Question

Let $f\left(x\right)=\int \frac{x}{2}{h}^{\prime }\left(x\right)$, where $h\left(x\right)=\frac{x^2-1}{x^2}$. If $f\left(2\right)=\frac{1}{2}$ and $g_r\left(x\right)=\underset{rtimes}{\underset{}{f\left(f\right(f(....f(x)....)\left)\right)}}$ i.e., $g_1\left(x\right)=f\left(x\right),g_2\left(x\right)=f\left(f\right(x\left)\right)$ and so on, then identify the CORRECT statement(s).
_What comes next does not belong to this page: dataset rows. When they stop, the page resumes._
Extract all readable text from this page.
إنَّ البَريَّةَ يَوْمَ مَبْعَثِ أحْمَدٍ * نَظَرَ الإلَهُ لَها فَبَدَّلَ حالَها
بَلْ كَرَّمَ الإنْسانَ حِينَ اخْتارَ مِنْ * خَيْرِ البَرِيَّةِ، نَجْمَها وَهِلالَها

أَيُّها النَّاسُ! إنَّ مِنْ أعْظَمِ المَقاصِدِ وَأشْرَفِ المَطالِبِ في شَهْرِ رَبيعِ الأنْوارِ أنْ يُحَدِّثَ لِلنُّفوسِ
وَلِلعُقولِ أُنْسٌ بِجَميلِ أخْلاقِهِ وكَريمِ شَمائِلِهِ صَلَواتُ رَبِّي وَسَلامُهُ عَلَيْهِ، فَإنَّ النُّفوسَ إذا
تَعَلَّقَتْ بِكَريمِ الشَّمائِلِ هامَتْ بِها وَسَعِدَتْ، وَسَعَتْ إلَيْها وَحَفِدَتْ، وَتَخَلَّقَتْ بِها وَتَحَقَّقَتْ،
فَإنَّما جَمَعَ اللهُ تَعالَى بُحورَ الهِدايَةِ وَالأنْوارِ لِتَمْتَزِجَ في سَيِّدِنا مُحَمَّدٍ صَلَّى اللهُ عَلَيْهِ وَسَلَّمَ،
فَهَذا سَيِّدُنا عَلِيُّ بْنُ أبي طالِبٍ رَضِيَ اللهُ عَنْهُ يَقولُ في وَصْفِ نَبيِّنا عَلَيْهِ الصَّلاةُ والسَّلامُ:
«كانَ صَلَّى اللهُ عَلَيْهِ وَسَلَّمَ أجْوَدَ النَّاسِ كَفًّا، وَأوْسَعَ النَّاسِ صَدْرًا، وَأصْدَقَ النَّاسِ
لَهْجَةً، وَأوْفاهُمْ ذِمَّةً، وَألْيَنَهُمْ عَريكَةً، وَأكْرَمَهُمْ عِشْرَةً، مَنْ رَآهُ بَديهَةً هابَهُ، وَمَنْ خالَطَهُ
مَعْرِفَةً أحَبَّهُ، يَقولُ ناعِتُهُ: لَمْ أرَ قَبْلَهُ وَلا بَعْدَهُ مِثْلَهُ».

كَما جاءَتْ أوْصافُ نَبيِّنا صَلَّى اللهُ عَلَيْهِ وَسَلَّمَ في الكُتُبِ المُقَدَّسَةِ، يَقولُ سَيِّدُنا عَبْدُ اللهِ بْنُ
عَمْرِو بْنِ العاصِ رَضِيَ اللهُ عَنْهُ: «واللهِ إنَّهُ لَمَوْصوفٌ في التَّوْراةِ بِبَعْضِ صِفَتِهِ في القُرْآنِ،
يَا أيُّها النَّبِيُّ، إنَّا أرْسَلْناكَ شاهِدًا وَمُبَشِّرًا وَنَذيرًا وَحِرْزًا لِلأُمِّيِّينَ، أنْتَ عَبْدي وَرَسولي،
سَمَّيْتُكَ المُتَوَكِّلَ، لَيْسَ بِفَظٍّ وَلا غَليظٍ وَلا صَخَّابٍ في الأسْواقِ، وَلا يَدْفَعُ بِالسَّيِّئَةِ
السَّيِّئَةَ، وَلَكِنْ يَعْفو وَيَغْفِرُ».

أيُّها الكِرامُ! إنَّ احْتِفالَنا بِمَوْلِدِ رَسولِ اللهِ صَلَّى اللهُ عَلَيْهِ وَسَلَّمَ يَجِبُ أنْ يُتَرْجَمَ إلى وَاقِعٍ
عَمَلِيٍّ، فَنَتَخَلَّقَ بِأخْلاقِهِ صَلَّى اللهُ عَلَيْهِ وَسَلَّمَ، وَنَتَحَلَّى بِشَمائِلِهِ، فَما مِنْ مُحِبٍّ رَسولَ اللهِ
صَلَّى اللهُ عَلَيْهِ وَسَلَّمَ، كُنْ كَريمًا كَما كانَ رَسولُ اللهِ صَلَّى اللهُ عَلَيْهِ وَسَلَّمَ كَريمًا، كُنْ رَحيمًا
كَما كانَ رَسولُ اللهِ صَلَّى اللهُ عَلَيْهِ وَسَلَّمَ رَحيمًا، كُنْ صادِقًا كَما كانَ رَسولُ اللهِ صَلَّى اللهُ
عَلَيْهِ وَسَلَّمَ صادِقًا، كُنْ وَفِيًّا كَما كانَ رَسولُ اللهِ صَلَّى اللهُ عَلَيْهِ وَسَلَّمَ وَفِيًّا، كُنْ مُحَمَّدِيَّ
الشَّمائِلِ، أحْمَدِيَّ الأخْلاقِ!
• A. $\frac{d}{dx}\left(g_{(3n-2)}\right(x\left)\right)=1$ (whenever exists) for $n\in N$
• B. $\frac{d}{dx}\left(g_{\left(3n\right)}\right(x\left)\right)=1$ (whenever exists) for $n\in N$
• C. $\underset{x\to 1}{lim}\frac{\sum _{r=1}^{100}\left(g_{3r}\right(x){)}^r+x-101}{x-1}=5050$
• D. Equation of the tangent to the curve $y=g_{80}\left(x\right)$ when $x=2$ is $x-y-3=0$
  

Answer 1

Answer: (B), (D)

The correct options are
B $\frac{d}{dx}\left(g_{\left(3n\right)}\right(x\left)\right)=1$ (whenever exists) for $n\in N$
D Equation of the tangent to the curve $y=g_{80}\left(x\right)$ when $x=2$ is $x-y-3=0$


$f\left(x\right)=\int \frac{x}{2}{h}^{\prime }\left(x\right)=\int \frac{x}{2}\frac{d}{dx}(1-\frac{1}{x^2})=\int \frac{x}{2}\cdot \frac{2}{x^3}dx=\int \frac{1}{x^2}dx=-\frac{1}{x}+C$
Now, $f\left(2\right)=-\frac{1}{2}+C=\frac{1}{2}$
$\Rightarrow C=1$
$\therefore f\left(x\right)=\frac{x-1}{x}$

$g_1\left(x\right)=f\left(x\right)=\frac{x-1}{x}$
$g_2\left(x\right)=f\left(f\right(x\left)\right)=\frac{\frac{x-1}{x}-1}{\frac{x-1}{x}}=-\frac{1}{x-1}=\frac{1}{1-x}$

$g_3\left(x\right)=f\left(f\right(f\left(x\right)\left)\right)=\frac{1}{1-\left(\frac{x-1}{x}\right)}=x$
Now, $g_4\left(x\right)=g_1\left(x\right)=\frac{x-1}{x}$
$g_5\left(x\right)=g_2\left(x\right)=\frac{1}{1-x}$
$g_6\left(x\right)=g_3\left(x\right)=x$ and so on.
So, it is observed that
$g_{(3n-2)}=\frac{x-1}{x}$,
$g_{(3n-1)}=\frac{1}{1-x}$,
and $g_{\left(3n\right)}=x$

So, $\frac{d}{dx}\left(g_{(3n-2)}\right(x\left)\right)=\frac{d}{dx}(1-\frac{1}{x})=\frac{1}{x^2}$
$\frac{d}{dx}\left(g_{\left(3n\right)}\right(x\left)\right)=\frac{d}{dx}\left(x\right)=1$

$\underset{x\to 1}{lim}\frac{\sum _{r=1}^{100}\left(g_{3r}\right(x){)}^r+x-101}{x-1}$
$=\underset{x\to 1}{lim}\frac{x+x^2+\cdots +x^{100}+x-101}{x-1}$
Applying L'Hopitals' rule, we get
$\underset{x\to 1}{lim}\frac{1+2x+\cdots +100x^{99}+1}{1}=1+2+3+4+\cdots +100+1$
$=\frac{100\times 101}{2}+1=5051$

$y=g_{80}\left(x\right)=\frac{1}{1-x}$
At $x=2$, $y=-1$
$y^{\prime }=\frac{1}{(1-x{)}^2}$
$y^{\prime }{|}_{x=2}=1$
Equation of tangent at $(2,-1)$ is
$y+1=1(x-2)$
$\Rightarrow x-y=3$